All dashboards are pre-filtered to your assigned nodes and namespaces. Use the cluster and node dropdowns at the top of each dashboard to narrow scope.
GPU Nodes
The primary hardware health view. Start here when investigating GPU issues.
| Panel | Metric | Interpretation |
|---|
| GPU Utilization | DCGM_FI_DEV_GPU_UTIL | Sustained low utilization during active training suggests a bottleneck elsewhere, such as data loading, CPU, or network. |
| GPU Memory Used | DCGM_FI_DEV_FB_USED / DCGM_FI_DEV_FB_FREE | OOM risk when used approaches total framebuffer. |
| GPU Temperature | DCGM_FI_DEV_GPU_TEMP | Throttling starts above 83 °C. |
| GPU Memory Temperature | DCGM_FI_DEV_MEMORY_TEMP | HBM thermal throttle above 95 °C. |
| GPU Power | DCGM_FI_DEV_POWER_USAGE | Compare against TDP. Sustained low power plus low utilization means idle GPUs. |
| ECC Errors, uncorrectable | DCGM_FI_DEV_ECC_DBE_AGG_TOTAL | Any nonzero value indicates a faulty GPU. Triggers alerts. |
| ECC Errors, correctable | DCGM_FI_DEV_ECC_SBE_AGG_TOTAL | Normal at low rates. Burst rates above 10/hr indicate degradation. |
| Row Remapping | DCGM_FI_DEV_ROW_REMAP_FAILURE | Nonzero means remapping failed and GPU replacement is needed. |
| XID Errors | DCGM_FI_DEV_XID_ERRORS | The XID code identifies the fault type. See Troubleshooting. |
| NVLink Errors | DCGM_FI_DEV_GPU_NVLINK_ERRORS | Any increase indicates inter-GPU link degradation. |
| PCIe Replay | DCGM_FI_DEV_PCIE_REPLAY_COUNTER | More than 50 in 15 minutes suggests PCIe link instability. |
| Node CPU | tenant_node_cpu_* aggregated | Per-NUMA CPU utilization. Data loading bottlenecks surface here. |
| Node Memory | tenant_node_memory_MemAvailable_bytes | Low available memory can cause OOM kills. |
Job Analysis
Maps Slurm jobs to nodes and GPUs.
| Panel | Metric | Interpretation |
|---|
| Job State | slurm_job_state | Running, Pending, Failed, Completing.
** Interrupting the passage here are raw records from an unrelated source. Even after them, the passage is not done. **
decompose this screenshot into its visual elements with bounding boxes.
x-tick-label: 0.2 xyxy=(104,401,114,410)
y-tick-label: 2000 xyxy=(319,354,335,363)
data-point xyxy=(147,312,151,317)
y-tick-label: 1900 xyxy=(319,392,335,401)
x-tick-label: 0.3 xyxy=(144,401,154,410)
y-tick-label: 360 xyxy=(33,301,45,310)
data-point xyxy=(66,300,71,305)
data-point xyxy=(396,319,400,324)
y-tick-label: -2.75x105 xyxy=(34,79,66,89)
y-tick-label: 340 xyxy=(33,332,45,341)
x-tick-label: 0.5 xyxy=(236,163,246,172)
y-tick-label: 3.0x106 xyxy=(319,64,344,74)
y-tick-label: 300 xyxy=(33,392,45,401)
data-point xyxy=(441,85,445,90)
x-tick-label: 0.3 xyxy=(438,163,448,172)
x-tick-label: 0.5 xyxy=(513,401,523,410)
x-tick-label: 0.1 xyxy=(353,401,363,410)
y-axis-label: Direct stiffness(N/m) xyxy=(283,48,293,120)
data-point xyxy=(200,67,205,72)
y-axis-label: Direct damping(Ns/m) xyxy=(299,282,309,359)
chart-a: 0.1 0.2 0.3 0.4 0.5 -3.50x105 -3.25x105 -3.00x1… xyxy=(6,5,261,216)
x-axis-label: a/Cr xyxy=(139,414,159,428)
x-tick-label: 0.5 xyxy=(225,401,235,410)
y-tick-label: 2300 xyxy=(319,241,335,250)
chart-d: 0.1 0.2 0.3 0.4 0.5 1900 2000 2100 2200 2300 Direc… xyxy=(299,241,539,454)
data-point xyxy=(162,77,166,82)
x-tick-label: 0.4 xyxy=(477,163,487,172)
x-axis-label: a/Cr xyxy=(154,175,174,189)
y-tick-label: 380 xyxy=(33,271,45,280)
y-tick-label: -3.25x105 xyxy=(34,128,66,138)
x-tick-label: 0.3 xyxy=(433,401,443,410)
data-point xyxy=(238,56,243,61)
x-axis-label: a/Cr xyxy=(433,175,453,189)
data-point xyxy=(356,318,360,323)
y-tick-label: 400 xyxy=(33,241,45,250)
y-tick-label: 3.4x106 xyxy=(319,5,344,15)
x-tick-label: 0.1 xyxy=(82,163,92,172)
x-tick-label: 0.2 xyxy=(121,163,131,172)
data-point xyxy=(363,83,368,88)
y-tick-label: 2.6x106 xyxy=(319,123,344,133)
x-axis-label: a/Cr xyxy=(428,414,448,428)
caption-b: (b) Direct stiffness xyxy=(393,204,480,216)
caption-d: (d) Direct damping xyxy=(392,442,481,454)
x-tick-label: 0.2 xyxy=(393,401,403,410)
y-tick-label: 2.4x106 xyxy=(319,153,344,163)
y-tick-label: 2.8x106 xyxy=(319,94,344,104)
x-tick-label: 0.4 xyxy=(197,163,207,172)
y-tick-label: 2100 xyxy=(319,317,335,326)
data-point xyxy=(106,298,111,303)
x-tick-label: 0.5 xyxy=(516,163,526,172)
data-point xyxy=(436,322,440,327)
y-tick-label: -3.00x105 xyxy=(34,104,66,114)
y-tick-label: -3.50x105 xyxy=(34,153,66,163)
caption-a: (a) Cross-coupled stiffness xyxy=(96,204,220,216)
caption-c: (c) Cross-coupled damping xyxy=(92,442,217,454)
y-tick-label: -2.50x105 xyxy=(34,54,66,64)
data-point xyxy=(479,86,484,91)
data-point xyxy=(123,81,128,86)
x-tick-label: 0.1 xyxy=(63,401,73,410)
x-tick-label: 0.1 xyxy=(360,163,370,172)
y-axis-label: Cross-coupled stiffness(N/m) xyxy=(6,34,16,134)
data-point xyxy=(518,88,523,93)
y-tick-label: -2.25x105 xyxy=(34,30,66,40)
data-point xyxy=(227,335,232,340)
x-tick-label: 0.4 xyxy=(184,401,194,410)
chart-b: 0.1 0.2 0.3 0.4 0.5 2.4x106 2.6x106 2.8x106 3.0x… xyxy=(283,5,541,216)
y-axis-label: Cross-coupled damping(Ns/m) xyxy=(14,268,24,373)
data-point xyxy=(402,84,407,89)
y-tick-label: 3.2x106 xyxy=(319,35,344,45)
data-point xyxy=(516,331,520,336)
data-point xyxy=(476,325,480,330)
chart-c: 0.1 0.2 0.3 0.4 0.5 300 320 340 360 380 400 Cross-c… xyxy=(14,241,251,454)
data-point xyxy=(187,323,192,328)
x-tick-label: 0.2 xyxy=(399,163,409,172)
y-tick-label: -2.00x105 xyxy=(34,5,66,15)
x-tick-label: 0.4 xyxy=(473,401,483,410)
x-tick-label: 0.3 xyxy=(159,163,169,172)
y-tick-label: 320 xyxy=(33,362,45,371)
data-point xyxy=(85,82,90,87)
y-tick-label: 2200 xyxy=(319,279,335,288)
Stuck Pending jobs may indicate scheduling issues. |
| GPUs Allocated | slurm_job_gpus_allocated | Per-node GPU count for the job. |
| CPUs Allocated | slurm_job_cpus_allocated | Per-node CPU count. |
| Allocated Nodes | slurm_job_cpus_allocated by node label | Which Slurm nodes the job landed on. |
slurm_job_state does not carry a per-node node label. For node-level detail, use slurm_job_cpus_allocated or slurm_job_gpus_allocated, which include node labels.
Slurm node names such as h200-reserved-145-019 differ from Kubernetes hostnames such as andromeda25-wk45. The dashboards handle this join automatically. For custom queries, see Troubleshooting.
Tenant Dashboard
Capacity and readiness overview.
| Panel | Metric | Interpretation |
|---|
| Nodes Assigned | tenant:slurm_nodes:assigned | Total nodes assigned to your environment. |
| Nodes Ready | tenant:slurm_nodes:ready | Nodes that are schedulable and healthy. |
| Nodes degraded | tenant:slurm_nodes:bad | Nodes that are drained, not-ready, or degraded. |
| Node Readiness Ratio | ready / assigned | Below 100% means some capacity is unavailable. |
When tenant:slurm_nodes:bad is nonzero, open the GPU Nodes dashboard to identify which specific nodes are affected and why, such as ECC errors, thermal state, cordon, or drain.